The ever-present spectre of redundancy looms large this year, as businesses slash roles to cut costs. In this time of uncertain employment, it’s more important than ever to prepare yourself for the very real possibility that you will be shown the door.
No matter how safe your job seems, preparing for the worst (while expecting the best) is sensible. Here’s how to make sure you’re practically, psychologically and financially ready for redundancy.
Read the signs
Without being paranoid, it’s important to watch for signs of change. Indicators of major change include a contraction in the size of the business, a change in direction or new members of senior management with big plans for the company.
When new management steps in, listen carefully to their plans for the business, especially as it pertains to your department. If they’re talking about “streamlining”, “cost cutting” or “hard decisions”, start taking steps to ensure you’re ready for the worst. But don’t panic, none of these things guarantee you’re about to be out of a job.
Get your LinkedIn on
LinkedIn is a wonderful and often underused tool. Ensure you have a clear, recent, professional photo and make sure your profile is up to date at all times, with any projects and education you complete added as soon as possible. As your current role develops and changes, it’s good to update your bio to reflect your new skills and experience. You may even find yourself head hunted.
Alongside this, it’s important to engage with the LinkedIn community. Post articles you’ve written, or that have been written about you/ your projects, or even just pieces you find interesting. Read other people’s work and comment, ask questions and share. This is a form of very low level networking, easy to do but keeps you front and centre.

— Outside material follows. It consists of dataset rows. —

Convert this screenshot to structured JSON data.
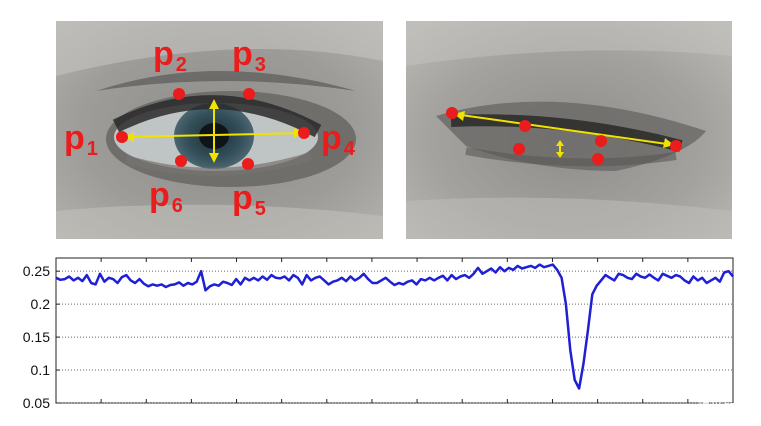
{
  "panels": {
    "open_eye": {
      "landmarks": [
        {
          "label": "p",
          "sub": "1"
        },
        {
          "label": "p",
          "sub": "2"
        },
        {
          "label": "p",
          "sub": "3"
        },
        {
          "label": "p",
          "sub": "4"
        },
        {
          "label": "p",
          "sub": "5"
        },
        {
          "label": "p",
          "sub": "6"
        }
      ]
    },
    "closed_eye": {}
  },
  "colors": {
    "landmark": "#ea1c1c",
    "measure_line": "#f2e200",
    "series": "#1f1fd6",
    "grid": "#666666"
  },
  "chart_data": {
    "type": "line",
    "ylim": [
      0.05,
      0.27
    ],
    "yticks": [
      0.25,
      0.2,
      0.15,
      0.1,
      0.05
    ],
    "ytick_labels": [
      "0.25",
      "0.2",
      "0.15",
      "0.1",
      "0.05"
    ],
    "grid": "horizontal dotted",
    "series": [
      {
        "values": [
          0.24,
          0.237,
          0.238,
          0.242,
          0.236,
          0.24,
          0.235,
          0.244,
          0.232,
          0.23,
          0.246,
          0.234,
          0.24,
          0.238,
          0.232,
          0.241,
          0.244,
          0.236,
          0.232,
          0.238,
          0.231,
          0.227,
          0.23,
          0.228,
          0.23,
          0.226,
          0.229,
          0.23,
          0.233,
          0.228,
          0.232,
          0.23,
          0.234,
          0.25,
          0.221,
          0.227,
          0.23,
          0.228,
          0.234,
          0.232,
          0.229,
          0.238,
          0.23,
          0.24,
          0.236,
          0.24,
          0.236,
          0.242,
          0.237,
          0.244,
          0.24,
          0.239,
          0.242,
          0.236,
          0.244,
          0.24,
          0.23,
          0.244,
          0.236,
          0.24,
          0.242,
          0.236,
          0.23,
          0.234,
          0.236,
          0.24,
          0.235,
          0.242,
          0.236,
          0.24,
          0.246,
          0.238,
          0.232,
          0.232,
          0.236,
          0.24,
          0.234,
          0.229,
          0.232,
          0.23,
          0.234,
          0.236,
          0.23,
          0.238,
          0.236,
          0.24,
          0.236,
          0.24,
          0.243,
          0.236,
          0.244,
          0.238,
          0.242,
          0.244,
          0.24,
          0.246,
          0.255,
          0.246,
          0.25,
          0.254,
          0.248,
          0.256,
          0.25,
          0.255,
          0.252,
          0.258,
          0.254,
          0.256,
          0.258,
          0.255,
          0.26,
          0.256,
          0.258,
          0.26,
          0.252,
          0.24,
          0.2,
          0.13,
          0.085,
          0.072,
          0.11,
          0.16,
          0.215,
          0.228,
          0.236,
          0.244,
          0.24,
          0.236,
          0.246,
          0.244,
          0.24,
          0.238,
          0.246,
          0.242,
          0.24,
          0.245,
          0.24,
          0.236,
          0.246,
          0.243,
          0.24,
          0.244,
          0.242,
          0.236,
          0.232,
          0.242,
          0.236,
          0.24,
          0.232,
          0.236,
          0.24,
          0.234,
          0.248,
          0.25,
          0.242
        ]
      }
    ]
  },
  "watermark": "CSDN @视觉智能"
}
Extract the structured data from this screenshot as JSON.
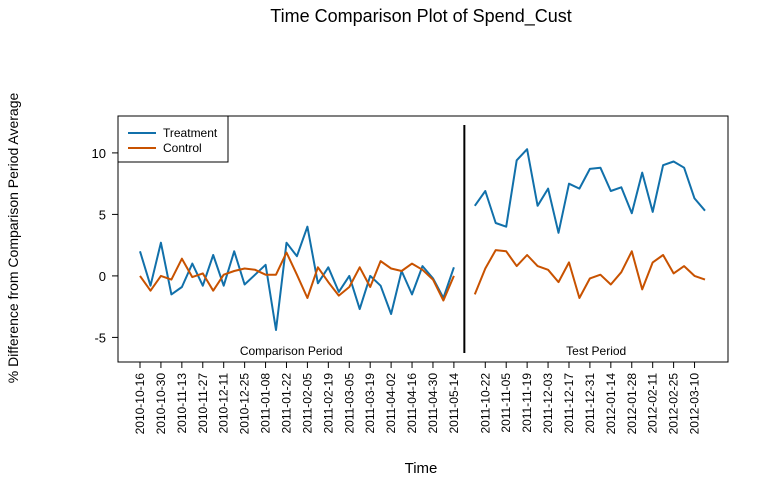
{
  "chart_data": {
    "type": "line",
    "title": "Time Comparison Plot of Spend_Cust",
    "xlabel": "Time",
    "ylabel": "% Difference from Comparison Period Average",
    "ylim": [
      -7.0,
      13.0
    ],
    "y_ticks": [
      -5,
      0,
      5,
      10
    ],
    "grid": false,
    "legend_position": "top-left",
    "periods": [
      {
        "label": "Comparison Period",
        "start_index": 0,
        "end_index": 23
      },
      {
        "label": "Test Period",
        "start_index": 24,
        "end_index": 45
      }
    ],
    "x_tick_labels": [
      "2010-10-16",
      "2010-10-30",
      "2010-11-13",
      "2010-11-27",
      "2010-12-11",
      "2010-12-25",
      "2011-01-08",
      "2011-01-22",
      "2011-02-05",
      "2011-02-19",
      "2011-03-05",
      "2011-03-19",
      "2011-04-02",
      "2011-04-16",
      "2011-04-30",
      "2011-05-14",
      "2011-10-22",
      "2011-11-05",
      "2011-11-19",
      "2011-12-03",
      "2011-12-17",
      "2011-12-31",
      "2012-01-14",
      "2012-01-28",
      "2012-02-11",
      "2012-02-25",
      "2012-03-10"
    ],
    "x_tick_indices": [
      0,
      2,
      4,
      6,
      8,
      10,
      12,
      14,
      16,
      18,
      20,
      22,
      24,
      26,
      28,
      30,
      33,
      35,
      37,
      39,
      41,
      43,
      45,
      47,
      49,
      51,
      53
    ],
    "n_points": 55,
    "divider_after_index": 31,
    "series": [
      {
        "name": "Treatment",
        "color": "#1170aa",
        "segments": [
          {
            "start_index": 0,
            "values": [
              2.0,
              -0.8,
              2.7,
              -1.5,
              -0.9,
              1.0,
              -0.8,
              1.7,
              -0.8,
              2.0,
              -0.7,
              0.1,
              0.9,
              -4.4,
              2.7,
              1.6,
              4.0,
              -0.6,
              0.7,
              -1.3,
              0.0,
              -2.7,
              0.0,
              -0.8,
              -3.1,
              0.4,
              -1.5,
              0.8,
              -0.2,
              -1.8,
              0.7
            ]
          },
          {
            "start_index": 32,
            "values": [
              5.7,
              6.9,
              4.3,
              4.0,
              9.4,
              10.3,
              5.7,
              7.1,
              3.5,
              7.5,
              7.1,
              8.7,
              8.8,
              6.9,
              7.2,
              5.1,
              8.4,
              5.2,
              9.0,
              9.3,
              8.8,
              6.3,
              5.3
            ]
          }
        ]
      },
      {
        "name": "Control",
        "color": "#c85200",
        "segments": [
          {
            "start_index": 0,
            "values": [
              0.0,
              -1.2,
              0.0,
              -0.3,
              1.4,
              -0.1,
              0.2,
              -1.2,
              0.1,
              0.4,
              0.6,
              0.5,
              0.1,
              0.1,
              1.9,
              0.1,
              -1.8,
              0.7,
              -0.5,
              -1.6,
              -0.9,
              0.7,
              -0.9,
              1.2,
              0.6,
              0.4,
              1.0,
              0.5,
              -0.3,
              -2.0,
              0.0
            ]
          },
          {
            "start_index": 32,
            "values": [
              -1.5,
              0.6,
              2.1,
              2.0,
              0.8,
              1.7,
              0.8,
              0.5,
              -0.5,
              1.1,
              -1.8,
              -0.2,
              0.1,
              -0.7,
              0.3,
              2.0,
              -1.1,
              1.1,
              1.7,
              0.2,
              0.8,
              0.0,
              -0.3
            ]
          }
        ]
      }
    ]
  }
}
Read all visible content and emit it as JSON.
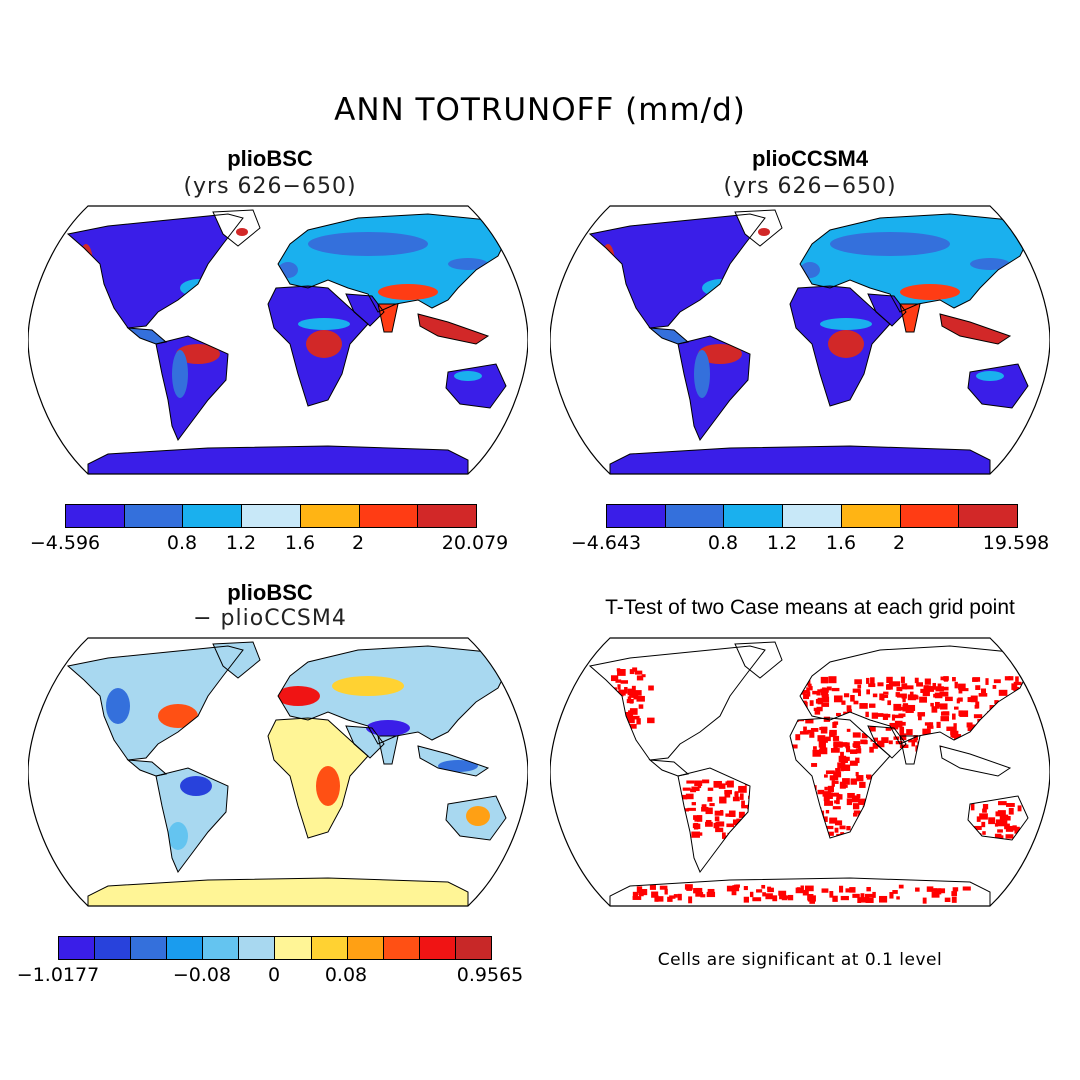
{
  "main_title": "ANN TOTRUNOFF (mm/d)",
  "panels": [
    {
      "title": "plioBSC",
      "subtitle": "(yrs 626−650)",
      "colorbar": {
        "colors": [
          "#3a1ee8",
          "#3470dc",
          "#1ab0ee",
          "#c8e8f8",
          "#ffb414",
          "#ff3c14",
          "#d22828"
        ],
        "labels": [
          "−4.596",
          "0.8",
          "1.2",
          "1.6",
          "2",
          "20.079"
        ]
      }
    },
    {
      "title": "plioCCSM4",
      "subtitle": "(yrs 626−650)",
      "colorbar": {
        "colors": [
          "#3a1ee8",
          "#3470dc",
          "#1ab0ee",
          "#c8e8f8",
          "#ffb414",
          "#ff3c14",
          "#d22828"
        ],
        "labels": [
          "−4.643",
          "0.8",
          "1.2",
          "1.6",
          "2",
          "19.598"
        ]
      }
    },
    {
      "title": "plioBSC",
      "subtitle": "− plioCCSM4",
      "colorbar": {
        "colors": [
          "#3a1ee8",
          "#2842dc",
          "#3470dc",
          "#1a9cee",
          "#64c4f0",
          "#a8d8f0",
          "#fff596",
          "#ffd232",
          "#ffa014",
          "#ff5014",
          "#f01414",
          "#c82828"
        ],
        "labels": [
          "−1.0177",
          "−0.08",
          "0",
          "0.08",
          "0.9565"
        ]
      }
    },
    {
      "title": "T-Test of two Case means at each grid point",
      "note": "Cells are significant at 0.1 level"
    }
  ]
}
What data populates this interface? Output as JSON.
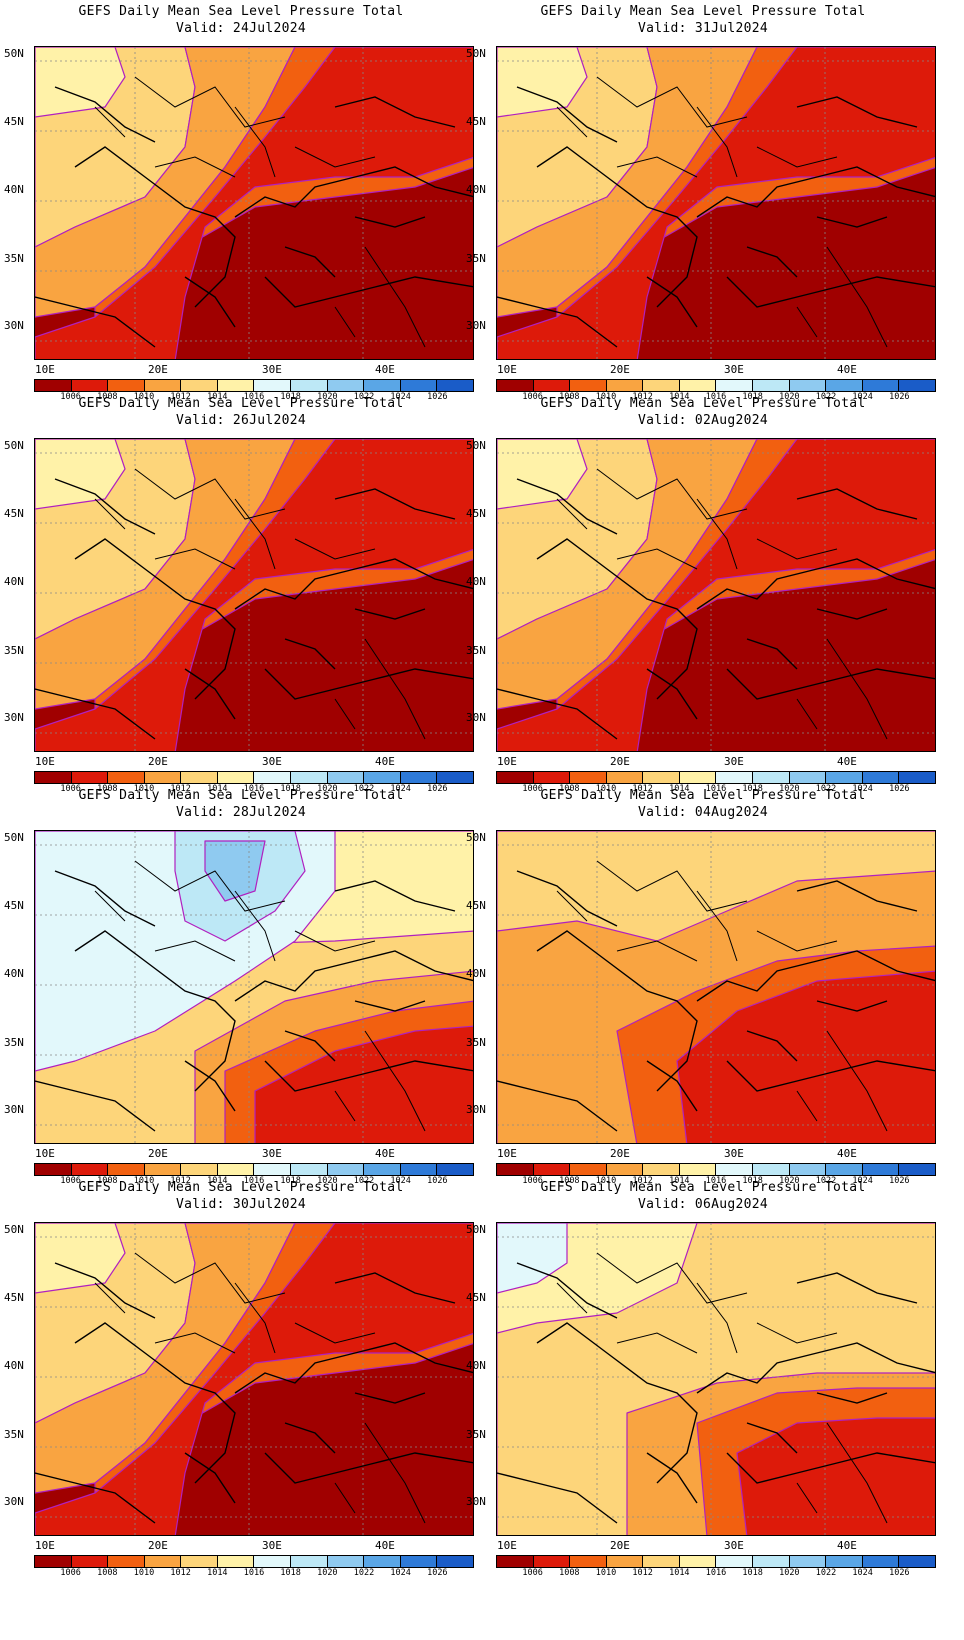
{
  "title_line": "GEFS Daily Mean Sea Level Pressure Total",
  "x_ticks": [
    "10E",
    "20E",
    "30E",
    "40E"
  ],
  "y_ticks": [
    "50N",
    "45N",
    "40N",
    "35N",
    "30N"
  ],
  "colorbar": {
    "labels": [
      "1006",
      "1008",
      "1010",
      "1012",
      "1014",
      "1016",
      "1018",
      "1020",
      "1022",
      "1024",
      "1026"
    ],
    "colors": [
      "#a00000",
      "#dd1a0a",
      "#f26010",
      "#f9a441",
      "#fdd57a",
      "#fff2a8",
      "#e2f8fb",
      "#bde8f6",
      "#8fcaf0",
      "#5aa6e6",
      "#2e7ad8",
      "#1a5cc8"
    ]
  },
  "panels": [
    {
      "valid": "Valid: 24Jul2024",
      "mode": "hot"
    },
    {
      "valid": "Valid: 31Jul2024",
      "mode": "hot"
    },
    {
      "valid": "Valid: 26Jul2024",
      "mode": "hot"
    },
    {
      "valid": "Valid: 02Aug2024",
      "mode": "hot"
    },
    {
      "valid": "Valid: 28Jul2024",
      "mode": "cool"
    },
    {
      "valid": "Valid: 04Aug2024",
      "mode": "warm"
    },
    {
      "valid": "Valid: 30Jul2024",
      "mode": "hot"
    },
    {
      "valid": "Valid: 06Aug2024",
      "mode": "mild"
    }
  ]
}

When you sense an impending potential redundancy, you can ramp up your networking by reaching out to people in other organisations or people in your industry you admire. Don’t ask them for a job, instead work on turning them into a professional contact, perhaps someone you can learn from or share ideas with. The flip side of that is that you must be open to other people reaching out to you. Plus, you never know where people will be in five years – an intern today could hire you tomorrow.
Continue your education
You should always, always be learning and upskilling – impending redundancy or not – but it’s good to ramp it up when you think your job is in jeopardy (without slacking off during work hours, of course).
During good times, employers may help you pay for continued development that will increase your value to them and let you take time off to do it. But depending on your industry, you may also be able to find free or inexpensive courses that you can do in your spare time.
It’s also good to learn skills outside those required for your role – not only will it make you a more versatile and hard-to-replace employee, it will open up new doors when you’re seeking work.
Stash those savings
If you don’t have a financial safety net yet, do everything you can to give yourself one while you’re still employed. A common consensus is that you should have three months’ of living expenses easily accessible, but in the current climate it would be smart to reckon with a longer period of unemployment and your redundancy payout may not last you until you find a new job.
Know your rights
If there are rumours of redundancies in the wind, do some thorough reading of the Fair Work Ombudsman so you know your rights before the axe is dropped. Don’t sign or agree to anything until you’ve checked all the details, and if anything seems fishy, speak to Fair Work. It’s important to be aware of the ins and outs of redundancy packages, so you can get everything you’re entitled to.
Remember you’re more than your job
If you love your career and find that you tend to identify yourself based on your job, it might be good to explore who you are outside of that. Try a new hobby, join a team, rekindle old friendships. Not only will this give you a wider social network and a more well-rounded life, it will create a psychological safety net in case you’re made redundant.